I love now that I get to be one of you sturdy NEW ENGLAND Congregationalists.  In the South we wore little Easter dresses to Easter Sunrise services!  But I got to stand on a rocky hillside, wearing every piece of clothing I owned, to feel the hard grass crunch under my feet – as we stood together to proclaim the Good News of the resurrection of Christ in the dark before the dawn.  We are not alone, though.  It’s staggering, when you think of it!  All across the planet as that line, that demarcation between the dark and the light, moves across the face of the globe, church bells start to ring in town after town, each Sunday proclaiming that resurrection.  People of faith have always been those fools to get up and do what needs to be done.  We’ve always been the ones to stumble forth and to strike the match of hope against the sheer wall of the world’s darkness. 

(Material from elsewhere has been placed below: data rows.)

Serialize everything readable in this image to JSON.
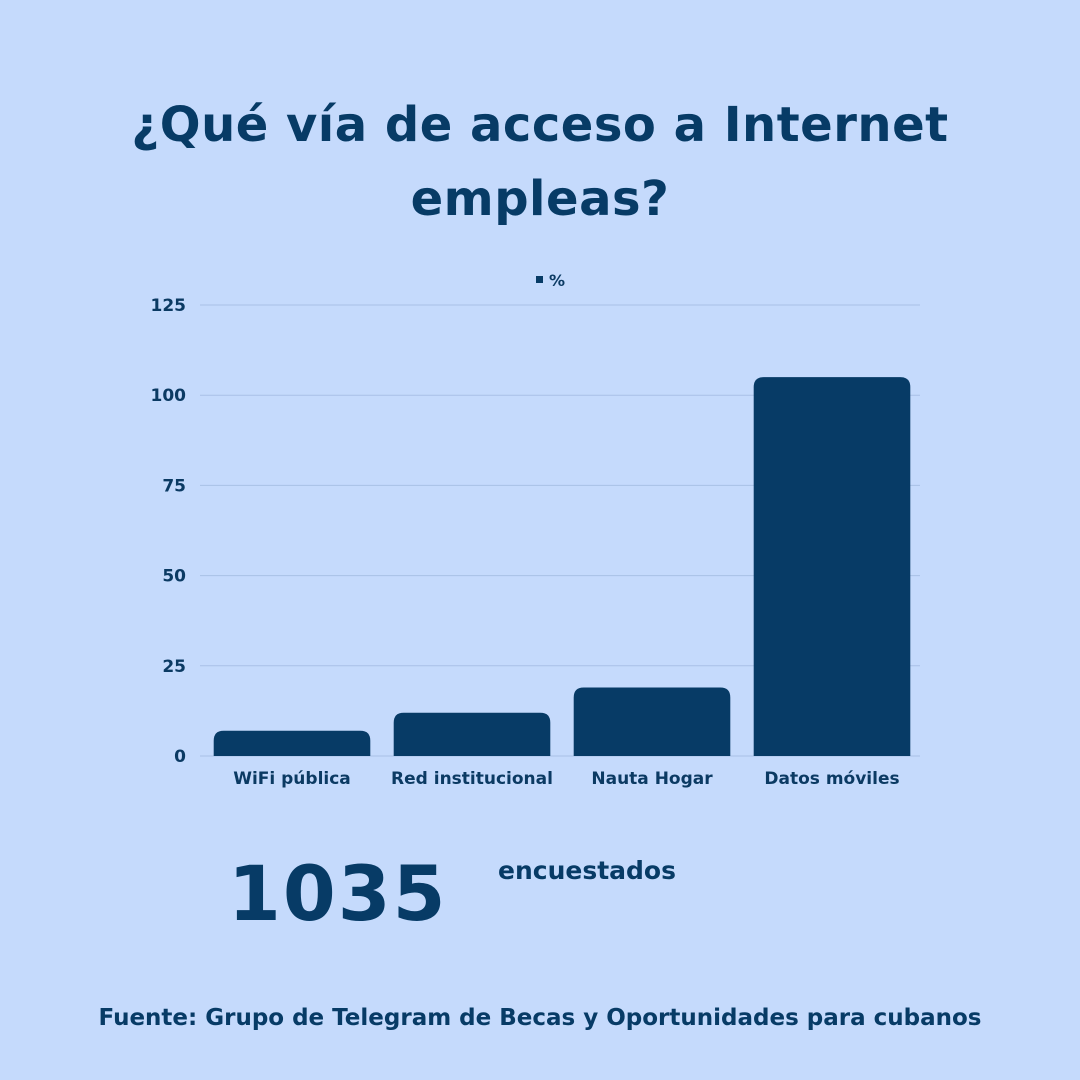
{
  "title": "¿Qué vía de acceso a Internet empleas?",
  "summary": {
    "count": "1035",
    "label": "encuestados"
  },
  "source": "Fuente: Grupo de Telegram de Becas y Oportunidades para cubanos",
  "colors": {
    "background": "#c5dafc",
    "bar": "#073b66",
    "grid": "#a9c0e6",
    "text": "#073b66"
  },
  "chart_data": {
    "type": "bar",
    "categories": [
      "WiFi pública",
      "Red institucional",
      "Nauta Hogar",
      "Datos móviles"
    ],
    "series": [
      {
        "name": "%",
        "values": [
          7,
          12,
          19,
          105
        ]
      }
    ],
    "title": "",
    "xlabel": "",
    "ylabel": "",
    "ylim": [
      0,
      125
    ],
    "yticks": [
      0,
      25,
      50,
      75,
      100,
      125
    ],
    "grid": true,
    "legend": "top-center"
  }
}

And to stand, as I get to do – I love that I got to do it; poor Jen had to read the words – but that moment gives me chills, to be able to lift that candle into the air in the darkness and to proclaim those words from the first chapter of John’s Gospel: “the light shines in the darkness and the darkness shall never overcome it”!  I was reading this week a little devotional book that I love by Frederick Buechner.  It’s called Whistling in the Dark: a Doubters Dictionary.  And of his title, he writes, "I think of faith as a kind of whistling in the dark, because in much the same way it helps to give us courage and to hold the shadows at bay.”  Whistling in the dark—we do that!

It may seem small or foolish to you, but I encourage as we begin a new year together as Christ’s Church, I encourage you to remember that we celebrate the creative power that arises out of nothing.  We celebrate with the words of that Psalm we read today, Psalm 29 – what did it say?  “All you mortals and angels, honor the glory and power of the Lord.” Mortals and angels together!  We ARE those honored messengers – God trusted us to carry that Good News out into the world.  We people, we flawed human beings, are called to be stewards not only of all Creation, but to see and name Holy Radiance all around us in the world for one another.  We have to do it, we are called to do it, we are compelled to do it – it is our job!  I love that worship, the word “liturgy,” comes from a Greek word that means “the work of the people.”  It’s WORK to get up some days and to sing God’s praise.  So thank you all for getting up this morning and coming to work with me this morning. 

We have to do this because, precisely because, God is NOT so obvious and visible in the world – not even to pastors like me and Jen, who can get a little worn down and burnt out by the end of a holiday season.  Even true saints like Mother Teresa or St. John of the Cross, if we are to believe their biographies, were prone to suffer “dark nights of the soul.”  We all can become sickened and our faith weakened by the prevalence of evil all around us.  How do we proclaim the Good News of God’s love when Israelis and Palestinians get up and greet the dawn by killing one another’s children?  How do we proclaim hope in a world like that?  How do we do that?  How do we NOT do that?  Who else will do it?  It’s our job, as disciples of Jesus. 

It’s been such a small thing for me, my whole life – I grew up in the church – like my kids, I don’t think I ever missed a Sunday, you know.  Remember those days when we put on our patent leather shoes and little anklets and our little white gloves and we bundled up and we went to church?  It’s such a small thing.  We respond to the call to worship, we stand up and we sing a hymn – whether or not we can sing (Amen, choir?) – and we unite our voices in a prayer Jesus taught his disciples to pray, and that Christians have been speaking together, in all kinds of places and in all kinds of weather, ever since.  We do that – We DO that! – at the crossing of highways 25 and 133, here on planet earth.  WE do that.  It’s our job.

Thanks be to God for this Good News.  Amen.